Fig.1. Brain regions involved in the affected network. Regions in red are the affected foci and those in blue are the regions connected to/from the affected foci. Each of these functionally homogeneous regions were obtained from spectral clustering based brain parcellation (cc200 template). MFG= middle frontal gyrus, OFC= orbito-frontal cortex.

Fig.2. Networks associated with the following three foci (in red): (a) left middle frontal gyrus (MFG), (b) left anterior insula, and (c) right hippocampal formation. Gray lines correspond to connections with lower SEC (under-modulation); brown lines correspond to connections with high SEC (overdrive).
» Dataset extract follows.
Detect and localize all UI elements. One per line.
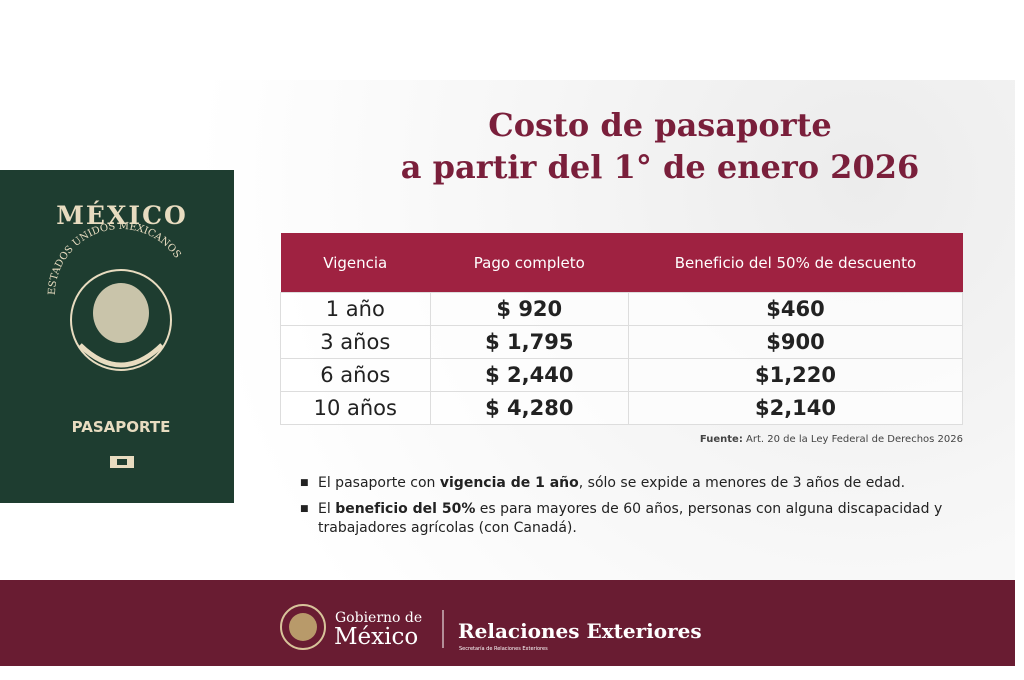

Fig.3. Networks associated with different roles: (a) frontal top-down under-modulation network, (b) insula-amygdala-hippocampal overdrive loop and (c) hippocampal memory-retrieval network. Gray lines correspond to connections with lower SEC (under-modulation); brown lines correspond to connections with high SEC (overdrive). Red stars are the foci; blue circles are regions connected to/from foci.

Fig.4. Illustration of the entire network: The pre-frontal regions, steered by the left MFG, are not sufficiently inhibiting the left insula, which steers subcortical regions into an overdrive. This overdrive results in over-excited parietal regions, which causes emotion dysregulation, hyperarousal and flashbacks observed in subjects with PTSD and PTSD+mTBI.